"I felt something inside - that I wanted to compete," she said. "I wanted to get in the ring. I knew I wanted to do it."
She threw herself into the endeavor. She was already working out twice a week with Mouser, but Moreale said the reality - and rewards - of the new commitment intensified when she adopted a strict Paleolithic Diet that focuses on meat and vegetables and began practicing four times a week with the club team.
From studying for school to training for a championship, Moreale said she handles everything in life the same way.
"I always do something with a goal in mind, with something to reach," she said. "When I'm writing a paper, I see that paper published. When I'm working toward my doctorate, I see myself with a Ph.D. When I train, I see myself in the ring fighting."
Although Moreale was passionate about the sport, she found the boxing world wasn't serious about female boxers.
As recently as August, Moreale said she and WVU Boxing Club head coach Brandon Lial were forced to go on road trips to other universities and gyms just to find partners to practice with.
On one such trip to spar with a fighter at a Pittsburgh gym last summer, Lial said he first mentioned the possibility of female inclusion in the national championships the following spring.
"She told me then, 'Coach, get me to San Francisco and I'll win a belt.' And she sure did," Lial said.
Moreale and Lial agreed the most challenging part of the championship was fundraising. Since collegiate boxing is no longer an NCAA sport, members of the club team have to raise money for their expenses. Through bake sales, car washes and promotions with local businesses, the club started a gofundme.com account and started receiving online donations.
Moreale said despite the team's best efforts, a week before the competition they were still several thousand dollars short of what they needed. Just days before it would have been too late, a grant from the university's Student Government Association and additional funds from its Diversity Office were donated, providing enough money for the team to buy airline tickets and book hotel rooms.
Sabrina Kehr, a member of the club team who also competed in the championship, said after all their efforts, she broke down into tears when she saw her teammate win.

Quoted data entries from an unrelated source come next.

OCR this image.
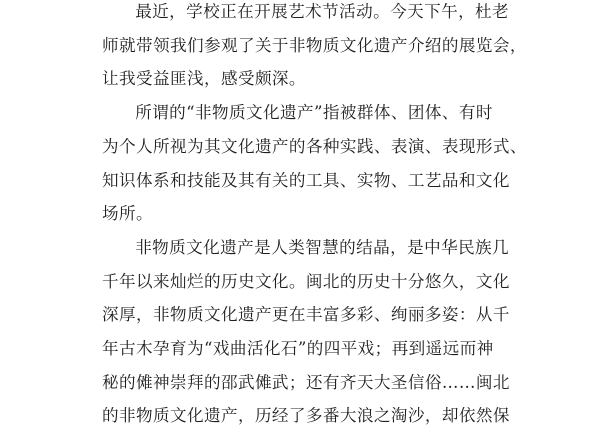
最近，学校正在开展艺术节活动。今天下午，杜老
师就带领我们参观了关于非物质文化遗产介绍的展览会，
让我受益匪浅，感受颇深。
所谓的“非物质文化遗产”指被群体、团体、有时
为个人所视为其文化遗产的各种实践、表演、表现形式、
知识体系和技能及其有关的工具、实物、工艺品和文化
场所。
非物质文化遗产是人类智慧的结晶，是中华民族几
千年以来灿烂的历史文化。闽北的历史十分悠久，文化
深厚，非物质文化遗产更在丰富多彩、绚丽多姿：从千
年古木孕育为“戏曲活化石”的四平戏；再到遥远而神
秘的傩神崇拜的邵武傩武；还有齐天大圣信俗……闽北
的非物质文化遗产，历经了多番大浪之淘沙，却依然保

"We worked together and trained together; that's the whole team's work," Kehr said. "But she earned it and she deserved it, with how much effort she put in to it and how much skill she has."
Moreale's coaches and teammates were not the only ones moved by her victory.
Angelo Merino, vice president of the USIBA, called her win groundbreaking for progress in the sport and said he hopes it will show other women they have options.
"Her win serves as a model. It shows that recognition doesn't only go on inside the ring," he said.
A lot has changed for Moreale since she won the national title.
Recently she was asked to serve as a panelist for a WVU-sponsored discussion on the role of women in sports. At the event, she sat beside industry leaders like Jeanette Robinson, of athletics clothing manufacturers Underarmour, and Kathy Killian,
vice president of the Philadelphia Phillies, and helped answer questions from an audience of students and academics.
In addition to sitting down for interviews, Moreale said the idea that she inspires people is one she's still not used to.
"It's an honor to inspire people, because other people inspire me and I know what that feels like," she said. "It's amazing to be able to inspire others just by doing what you love."
Moreale remains as driven and goal-orientated as ever. She plans to return to next year's national championship to defend her title but said she's already looking ahead beyond collegiate boxing to a run at the upcoming 2016 Olympic Games in Brazil.
"When you achieve something, it's not done; if you want something more, then you've got to look for the next step," she said.